Hal ini disampaikan Kepala Badan Penyelenggara Jaminan Produk Halal (BPJPH) Kementerian Agama (Kemenag) Muhammad Aqil Irham dalam Media Gathering BPJPH bertema Updating Kebijakan Sertifikasi Halal: Strategi Menjaga Kehalalan Produk Sesuai Regulasi JPH, di Jakarta, Jumat (28/7/2023).
“Halal bagi orang luar Korea, Jepang, bukan soal agama. Isunya bukan agama. (Tetapi) soal industri, market, soal keuntungan, branding image, kesehatan, mutu, kualitas, trust kepercayaan konsumen. Itu halal bagi pelaku usaha menengah besar,” jabar Aqil.
Menurutnya, sertifikasi halal bagi perusahaan dapat memperoleh kredibilitas di kalangan konsumen. Dengan memasarkan produk halal, perusahaan dapat menjangkau pasar yang lebih luas, termasuk orang-orang yang mencari produk halal karena alasan agama maupun non-agama.
Bahkan, produk-produk yang didaftarkan kehalalannya bukan terbatas pada makanan semata, melainkan juga produk lain seperti kosmetik. “Bukan hanya makanan, kosmetik halal. Mereka memandang halal itu soal branding, lifestyle juga bagi konsumen,” tutur Wasekjen Pengurus Besar Nahdlatul Ulama (PBNU) tersebut.
Namun persoalannya, sambung dia, sertifikasi halal belum begitu dilirik oleh pelaku usaha mikro dan kecil di Tanah Air. Ini karena sebagian dari mereka masih memiliki anggapan bahwa urusan tersebut masih berada di ranah agama.
“Bagi usaha mikro (seperti) PKL di jalan itu masih menganggap ini soal agama. Belum tahu soal value, competitiveness itu nggak paham, hanya soal agama. ‘Ngapain gua repot-repot ngurus halal ini kan sudah jelas halal.’ Makanya kita edukasi terus menerus,” paparnya.
Peran media dorong sertifikasi halal
Dalam proses mengedukasi tersebut, Stafsus Menag Bidang Komunikasi dan Media Wibowo Prasetyo menilai peran strategis media sangat penting dalam mendorong akselerasi, sosialisasi, dan edukasi kepada pelaku usaha tentang produk bersertifikasi halal.
“Teman-teman media sangat dibutuhkan dalam sosialisasi pentingnya sertifikasi halal kepada pelaku usaha.
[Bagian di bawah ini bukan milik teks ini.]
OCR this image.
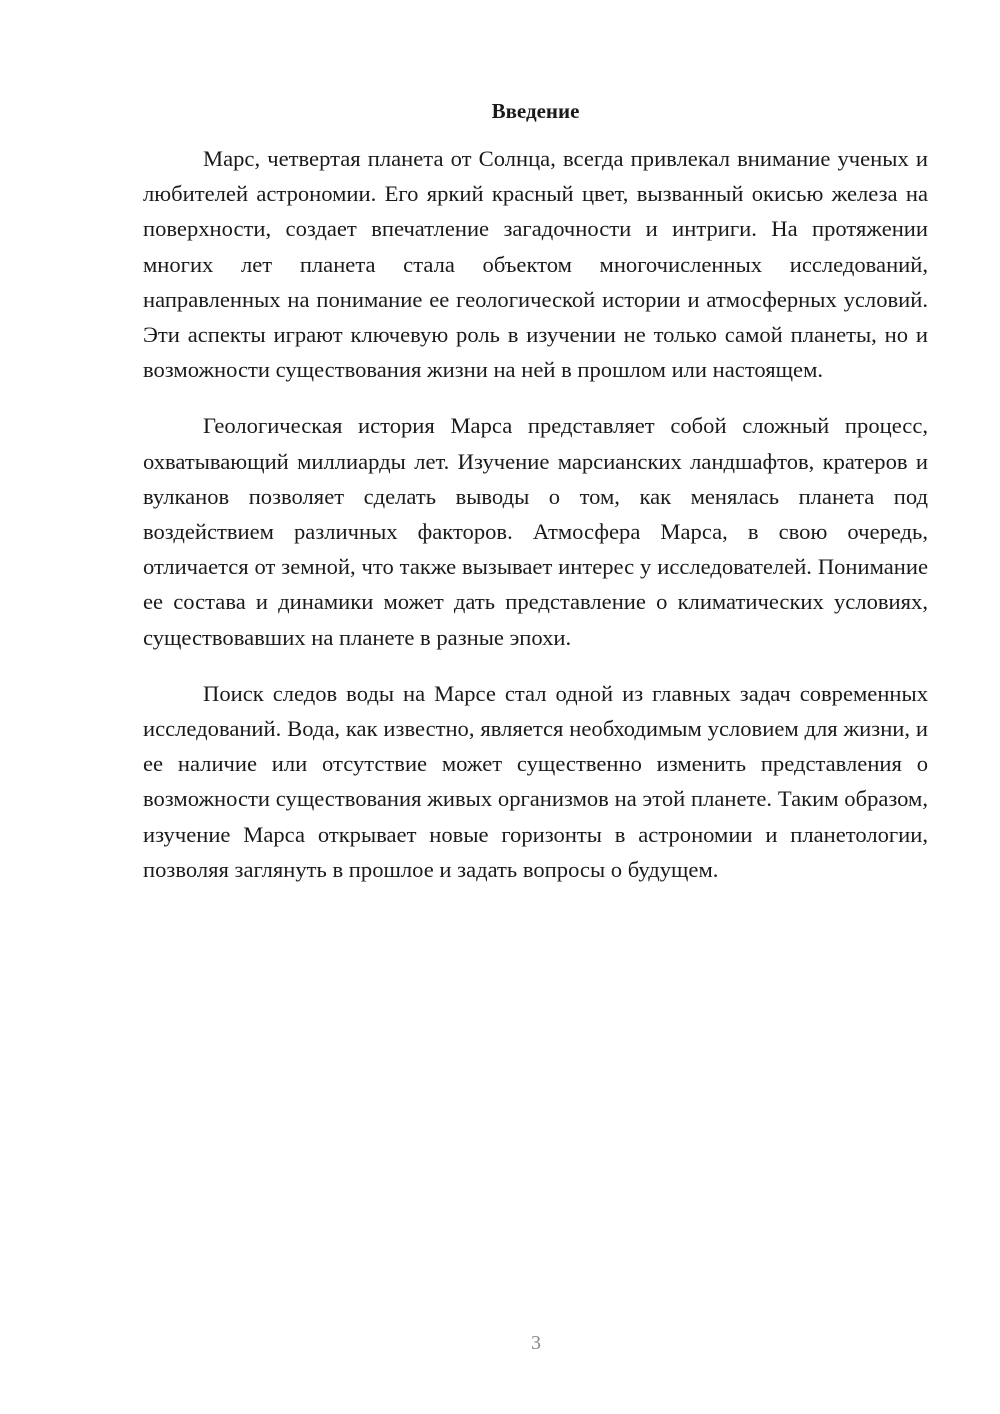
Введение

Марс, четвертая планета от Солнца, всегда привлекал внимание ученых и любителей астрономии. Его яркий красный цвет, вызванный окисью железа на поверхности, создает впечатление загадочности и интриги. На протяжении многих лет планета стала объектом многочисленных исследований, направленных на понимание ее геологической истории и атмосферных условий. Эти аспекты играют ключевую роль в изучении не только самой планеты, но и возможности существования жизни на ней в прошлом или настоящем.

Геологическая история Марса представляет собой сложный процесс, охватывающий миллиарды лет. Изучение марсианских ландшафтов, кратеров и вулканов позволяет сделать выводы о том, как менялась планета под воздействием различных факторов. Атмосфера Марса, в свою очередь, отличается от земной, что также вызывает интерес у исследователей. Понимание ее состава и динамики может дать представление о климатических условиях, существовавших на планете в разные эпохи.

Поиск следов воды на Марсе стал одной из главных задач современных исследований. Вода, как известно, является необходимым условием для жизни, и ее наличие или отсутствие может существенно изменить представления о возможности существования живых организмов на этой планете. Таким образом, изучение Марса открывает новые горизонты в астрономии и планетологии, позволяя заглянуть в прошлое и задать вопросы о будущем.

3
Media bisa menjadi garda terdepan untuk memberikan sosialisasi sertifikat halal,” kata dia.
Sepakat dengan Kepala BPJPH, Wibowo menegaskan bahwa melakukan sertifikasi halal tidak hanya bersifat mandatori. Tetapi, juga menjadi sebuah benefit dan keuntungan bagi pengusaha ketika produk halal ini menjadi sebuah kewajiban.
“Kita ingin memberikan rasa aman kepada publik, bahwa produk yang ada di Indonesia ini sudah melalui sebuah langkah terukur. Semuanya yang kita makan bisa cepat disertifikasi kehalalannya melalui BPJPH,” ungkapnya.
Pemberlakuan kewajiban bersertifikat halal secara resmi akan dimulai pada 17 Oktober 2024. Aturan ini berlaku untuk produk makanan, minuman, hasil sembelihan dan jasa penyembelihan. Selain itu, bahan baku, bahan tambahan pangan, dan bahan penolong untuk produk makanan dan minuman.